At the pre-check, Zlodeyev took smart roads to the puck, forcing Swiss defenders to make less-than-ideal breakout passes.
He is one of the few Russian strikers who regularly makes a beeline to the front of the net from the puck and plants himself there, fighting with defenders to create traffic up front. Much of the Russian offensive has come from the perimeter, so Zlodeyev’s willingness to get on the net is noticeable.
However, there are some shortcomings that have been obvious. His skating requires a lot of work, especially when he has the puck. He has a broad stance and often stops skating when he is stick action. At times, he accelerates well, especially in straight-laced situations, but his lateral mobility is lacking and he struggles to create separation.
That’s a problem, because if he does not create separation from his peers at this level, he will likely end up one step behind at NHL level.
Sometimes bad skating can be repaired, but it can often take a lot of time and effort.

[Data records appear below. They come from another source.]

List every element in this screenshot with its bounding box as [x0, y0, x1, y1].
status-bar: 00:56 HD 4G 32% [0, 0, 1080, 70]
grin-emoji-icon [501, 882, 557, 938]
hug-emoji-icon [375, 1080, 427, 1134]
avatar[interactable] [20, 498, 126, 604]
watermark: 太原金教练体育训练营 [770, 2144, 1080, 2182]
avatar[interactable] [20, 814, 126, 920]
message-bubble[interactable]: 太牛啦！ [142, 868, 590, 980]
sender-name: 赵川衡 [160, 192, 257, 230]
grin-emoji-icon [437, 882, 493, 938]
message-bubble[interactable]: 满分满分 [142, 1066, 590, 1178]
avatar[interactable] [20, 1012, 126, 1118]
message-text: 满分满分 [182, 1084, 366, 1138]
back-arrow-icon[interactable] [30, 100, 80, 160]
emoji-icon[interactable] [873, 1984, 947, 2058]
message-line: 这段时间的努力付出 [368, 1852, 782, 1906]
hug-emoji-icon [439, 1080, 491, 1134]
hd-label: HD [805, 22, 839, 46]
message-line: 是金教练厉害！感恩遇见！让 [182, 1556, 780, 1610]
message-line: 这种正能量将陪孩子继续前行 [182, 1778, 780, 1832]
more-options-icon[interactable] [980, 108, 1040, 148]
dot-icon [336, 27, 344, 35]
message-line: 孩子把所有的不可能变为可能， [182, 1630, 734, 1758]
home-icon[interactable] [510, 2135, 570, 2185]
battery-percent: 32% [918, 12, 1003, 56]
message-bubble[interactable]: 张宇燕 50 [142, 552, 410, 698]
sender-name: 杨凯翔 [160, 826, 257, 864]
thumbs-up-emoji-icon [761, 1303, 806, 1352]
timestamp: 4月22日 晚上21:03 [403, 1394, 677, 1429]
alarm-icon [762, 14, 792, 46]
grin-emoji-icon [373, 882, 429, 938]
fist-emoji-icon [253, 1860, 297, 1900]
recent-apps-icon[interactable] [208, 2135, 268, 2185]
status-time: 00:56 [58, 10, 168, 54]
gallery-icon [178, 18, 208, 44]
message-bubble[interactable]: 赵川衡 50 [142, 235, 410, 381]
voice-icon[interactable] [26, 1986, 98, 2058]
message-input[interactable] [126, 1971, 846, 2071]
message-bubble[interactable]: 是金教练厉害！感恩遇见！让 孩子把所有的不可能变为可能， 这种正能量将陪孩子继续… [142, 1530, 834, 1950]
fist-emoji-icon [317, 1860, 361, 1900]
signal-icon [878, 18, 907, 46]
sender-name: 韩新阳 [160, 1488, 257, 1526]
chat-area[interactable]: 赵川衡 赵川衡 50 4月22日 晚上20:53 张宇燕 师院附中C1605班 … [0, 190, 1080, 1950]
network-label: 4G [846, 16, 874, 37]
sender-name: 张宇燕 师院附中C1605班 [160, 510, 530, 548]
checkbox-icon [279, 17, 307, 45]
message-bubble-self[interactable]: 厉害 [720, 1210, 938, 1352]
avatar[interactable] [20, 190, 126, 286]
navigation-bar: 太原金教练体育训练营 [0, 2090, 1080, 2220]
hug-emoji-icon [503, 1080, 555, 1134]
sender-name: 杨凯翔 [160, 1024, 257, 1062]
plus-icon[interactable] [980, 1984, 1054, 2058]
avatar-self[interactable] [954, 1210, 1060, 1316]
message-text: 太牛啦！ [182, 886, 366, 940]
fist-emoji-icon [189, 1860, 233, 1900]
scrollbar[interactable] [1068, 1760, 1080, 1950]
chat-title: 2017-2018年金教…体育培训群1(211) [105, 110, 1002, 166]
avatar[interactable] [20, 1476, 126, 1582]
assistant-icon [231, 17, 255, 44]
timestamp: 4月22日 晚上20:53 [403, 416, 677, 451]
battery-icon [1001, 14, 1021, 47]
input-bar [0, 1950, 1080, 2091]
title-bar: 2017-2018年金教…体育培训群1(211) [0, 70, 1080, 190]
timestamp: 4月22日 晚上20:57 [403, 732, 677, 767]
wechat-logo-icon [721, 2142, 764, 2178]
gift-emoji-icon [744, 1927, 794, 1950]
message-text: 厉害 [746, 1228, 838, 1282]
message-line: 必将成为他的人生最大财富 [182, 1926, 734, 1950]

Zlodeyev has the engine to compensate for his skating at lower levels, but he has work to do if he wants to join his compatriot Vasily Podkolzin on the Canucks.
One of the areas where Zlodeyev’s bad skating shows up the most is when he carries the puck. He takes a broad stance and stops skating when he is stick action, which is also something that appeared in Podkolzin’s game before he came to the NHL. Podkolzin has been working on that area of his skating and is much more dynamic now with the puck, but that’s something Zlodeyev needs to address.